Quatrième de couverture :

Le meilleur de la nuit
Se prend à pleines lèvres
A corps perdu

A brassées d’herbes et de brumes

Avec les gestes du dénouement
Avec l’oreille du loup

En écho à notre premier rendez-vous poétique avec Marilyne (qui vous présentait le Petit éloge de la poésie de Jean-Pierre Siméon), je vous propose aujourd’hui ce recueil consacré à la nuit.

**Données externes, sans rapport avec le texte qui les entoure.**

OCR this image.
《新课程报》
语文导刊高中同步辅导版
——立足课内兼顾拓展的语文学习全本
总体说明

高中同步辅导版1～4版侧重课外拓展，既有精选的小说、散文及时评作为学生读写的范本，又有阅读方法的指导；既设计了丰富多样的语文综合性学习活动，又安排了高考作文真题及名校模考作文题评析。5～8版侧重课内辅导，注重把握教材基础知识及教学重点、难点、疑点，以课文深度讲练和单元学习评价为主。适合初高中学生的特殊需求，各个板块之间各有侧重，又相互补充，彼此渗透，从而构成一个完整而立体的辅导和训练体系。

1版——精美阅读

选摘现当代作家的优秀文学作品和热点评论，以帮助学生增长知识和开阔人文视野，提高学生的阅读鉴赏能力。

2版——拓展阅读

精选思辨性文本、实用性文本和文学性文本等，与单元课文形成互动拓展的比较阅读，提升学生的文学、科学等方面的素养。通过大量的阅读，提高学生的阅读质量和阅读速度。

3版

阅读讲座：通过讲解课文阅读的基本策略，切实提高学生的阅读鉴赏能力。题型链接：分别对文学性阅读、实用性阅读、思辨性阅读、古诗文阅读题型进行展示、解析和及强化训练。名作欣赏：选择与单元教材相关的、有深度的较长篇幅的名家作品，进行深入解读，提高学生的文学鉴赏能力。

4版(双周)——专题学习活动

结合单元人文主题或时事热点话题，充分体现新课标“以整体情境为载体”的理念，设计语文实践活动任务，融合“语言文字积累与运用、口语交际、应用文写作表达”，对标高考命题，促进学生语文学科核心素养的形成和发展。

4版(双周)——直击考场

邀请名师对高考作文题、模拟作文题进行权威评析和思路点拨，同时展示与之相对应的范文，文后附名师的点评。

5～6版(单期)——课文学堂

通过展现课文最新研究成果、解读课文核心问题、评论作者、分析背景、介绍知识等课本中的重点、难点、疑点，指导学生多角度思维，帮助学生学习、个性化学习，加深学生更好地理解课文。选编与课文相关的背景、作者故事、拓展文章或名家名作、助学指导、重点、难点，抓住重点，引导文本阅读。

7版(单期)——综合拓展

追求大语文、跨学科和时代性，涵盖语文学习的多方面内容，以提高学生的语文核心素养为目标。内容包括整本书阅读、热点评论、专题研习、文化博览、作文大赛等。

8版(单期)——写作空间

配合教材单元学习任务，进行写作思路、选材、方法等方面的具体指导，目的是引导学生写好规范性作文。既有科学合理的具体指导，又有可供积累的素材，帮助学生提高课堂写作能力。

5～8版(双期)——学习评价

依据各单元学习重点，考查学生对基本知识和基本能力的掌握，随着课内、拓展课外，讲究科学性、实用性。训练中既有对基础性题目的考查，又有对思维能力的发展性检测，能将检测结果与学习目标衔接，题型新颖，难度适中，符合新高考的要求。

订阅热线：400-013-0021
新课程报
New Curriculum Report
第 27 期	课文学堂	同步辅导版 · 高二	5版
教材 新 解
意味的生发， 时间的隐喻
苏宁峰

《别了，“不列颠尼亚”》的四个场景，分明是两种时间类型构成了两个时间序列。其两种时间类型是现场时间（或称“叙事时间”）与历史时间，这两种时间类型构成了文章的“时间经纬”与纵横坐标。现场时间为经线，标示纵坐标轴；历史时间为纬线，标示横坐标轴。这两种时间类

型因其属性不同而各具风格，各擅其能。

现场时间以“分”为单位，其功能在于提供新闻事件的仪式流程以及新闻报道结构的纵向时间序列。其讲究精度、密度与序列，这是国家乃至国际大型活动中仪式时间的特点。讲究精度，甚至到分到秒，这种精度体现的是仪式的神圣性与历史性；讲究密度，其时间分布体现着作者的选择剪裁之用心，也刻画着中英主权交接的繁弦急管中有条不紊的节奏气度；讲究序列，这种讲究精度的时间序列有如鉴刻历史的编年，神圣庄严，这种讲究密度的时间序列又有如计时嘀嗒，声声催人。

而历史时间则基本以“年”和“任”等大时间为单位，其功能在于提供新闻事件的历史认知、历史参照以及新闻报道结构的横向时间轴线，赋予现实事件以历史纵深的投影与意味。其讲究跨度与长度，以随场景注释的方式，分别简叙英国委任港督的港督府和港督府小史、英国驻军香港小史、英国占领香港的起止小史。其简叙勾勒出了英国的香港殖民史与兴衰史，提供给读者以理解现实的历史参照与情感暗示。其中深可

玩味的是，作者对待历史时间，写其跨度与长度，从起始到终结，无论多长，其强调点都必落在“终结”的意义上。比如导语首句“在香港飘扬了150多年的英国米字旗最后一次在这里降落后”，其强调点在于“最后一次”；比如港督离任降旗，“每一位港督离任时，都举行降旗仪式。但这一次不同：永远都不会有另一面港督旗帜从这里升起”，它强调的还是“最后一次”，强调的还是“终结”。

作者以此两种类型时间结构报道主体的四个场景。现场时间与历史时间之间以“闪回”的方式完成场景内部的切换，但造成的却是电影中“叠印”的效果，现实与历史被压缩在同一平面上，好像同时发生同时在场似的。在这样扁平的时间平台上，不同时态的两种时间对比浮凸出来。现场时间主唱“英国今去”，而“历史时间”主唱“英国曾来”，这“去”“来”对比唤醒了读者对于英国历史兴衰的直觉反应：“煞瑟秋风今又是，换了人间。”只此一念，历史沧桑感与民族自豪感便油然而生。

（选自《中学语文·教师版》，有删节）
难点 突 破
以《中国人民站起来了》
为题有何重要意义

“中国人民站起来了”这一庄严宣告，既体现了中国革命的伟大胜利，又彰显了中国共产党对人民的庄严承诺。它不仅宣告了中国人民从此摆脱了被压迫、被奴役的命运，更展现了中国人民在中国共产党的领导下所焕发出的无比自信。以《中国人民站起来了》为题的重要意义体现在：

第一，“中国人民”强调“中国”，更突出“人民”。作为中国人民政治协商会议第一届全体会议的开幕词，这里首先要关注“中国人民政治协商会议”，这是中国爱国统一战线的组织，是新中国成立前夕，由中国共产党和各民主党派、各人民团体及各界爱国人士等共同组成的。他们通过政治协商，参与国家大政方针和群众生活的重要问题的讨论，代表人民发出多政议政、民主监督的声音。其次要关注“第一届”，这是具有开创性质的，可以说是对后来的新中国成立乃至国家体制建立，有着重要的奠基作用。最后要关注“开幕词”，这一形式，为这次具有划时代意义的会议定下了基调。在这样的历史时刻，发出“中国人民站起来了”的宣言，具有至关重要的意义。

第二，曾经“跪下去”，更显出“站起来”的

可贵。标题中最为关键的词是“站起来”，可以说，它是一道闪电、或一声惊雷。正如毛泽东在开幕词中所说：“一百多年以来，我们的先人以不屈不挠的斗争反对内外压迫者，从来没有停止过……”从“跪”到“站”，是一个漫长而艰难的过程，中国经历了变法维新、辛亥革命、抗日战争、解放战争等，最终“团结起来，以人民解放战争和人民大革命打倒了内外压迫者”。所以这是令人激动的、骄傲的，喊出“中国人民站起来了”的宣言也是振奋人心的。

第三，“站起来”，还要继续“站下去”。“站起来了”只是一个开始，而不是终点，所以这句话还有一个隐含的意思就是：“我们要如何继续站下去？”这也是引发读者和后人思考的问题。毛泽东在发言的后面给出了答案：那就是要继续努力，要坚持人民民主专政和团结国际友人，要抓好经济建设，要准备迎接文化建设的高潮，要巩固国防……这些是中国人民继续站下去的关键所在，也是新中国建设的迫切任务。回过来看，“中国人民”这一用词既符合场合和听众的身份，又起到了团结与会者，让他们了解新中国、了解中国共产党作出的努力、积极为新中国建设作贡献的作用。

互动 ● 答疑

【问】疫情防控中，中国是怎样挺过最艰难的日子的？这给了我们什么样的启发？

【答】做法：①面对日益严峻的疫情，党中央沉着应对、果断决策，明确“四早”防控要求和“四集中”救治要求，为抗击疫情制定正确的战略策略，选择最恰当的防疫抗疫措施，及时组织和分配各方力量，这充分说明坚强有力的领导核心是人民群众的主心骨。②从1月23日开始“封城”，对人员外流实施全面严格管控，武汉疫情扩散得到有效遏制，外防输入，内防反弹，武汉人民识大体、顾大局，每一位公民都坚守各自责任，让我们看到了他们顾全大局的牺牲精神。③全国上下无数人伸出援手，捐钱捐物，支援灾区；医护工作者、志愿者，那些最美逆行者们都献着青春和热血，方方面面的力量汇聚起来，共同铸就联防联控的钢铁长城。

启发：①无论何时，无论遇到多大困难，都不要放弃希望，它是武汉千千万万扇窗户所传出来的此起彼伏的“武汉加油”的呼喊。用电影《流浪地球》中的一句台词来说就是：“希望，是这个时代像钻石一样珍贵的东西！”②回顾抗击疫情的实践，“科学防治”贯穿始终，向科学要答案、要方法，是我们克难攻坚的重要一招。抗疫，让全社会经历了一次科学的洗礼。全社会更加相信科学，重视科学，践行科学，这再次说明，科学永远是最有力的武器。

Difficile de ne pas craquer devant ce magnifique objet-livre, à la couverture à rabats bleu nuit et argent, au papier épais, du « papier recyclé Keaykolour poussière de lune et Keaykolour bleu de Chine 120g », illustré des images lunaires de Yann Bagot.

La citation épigraphe nous donne la clé de ce recueil : « La nuit est notre vérité, elle nous invite à rejoindre un lieu plus ancien qu’on appelle parfois l’âme, et dont la langue nous est indéchiffrable. » (Anne DUFOURMANTELLE, Eloge du risque) Silence, profondeur, lenteur, retrait et compréhension intime, réflexion paradoxalement plus éclairée qu’en plein jour, voilà ce que permet la nuit, « jamais seulement l’extinction du jour ».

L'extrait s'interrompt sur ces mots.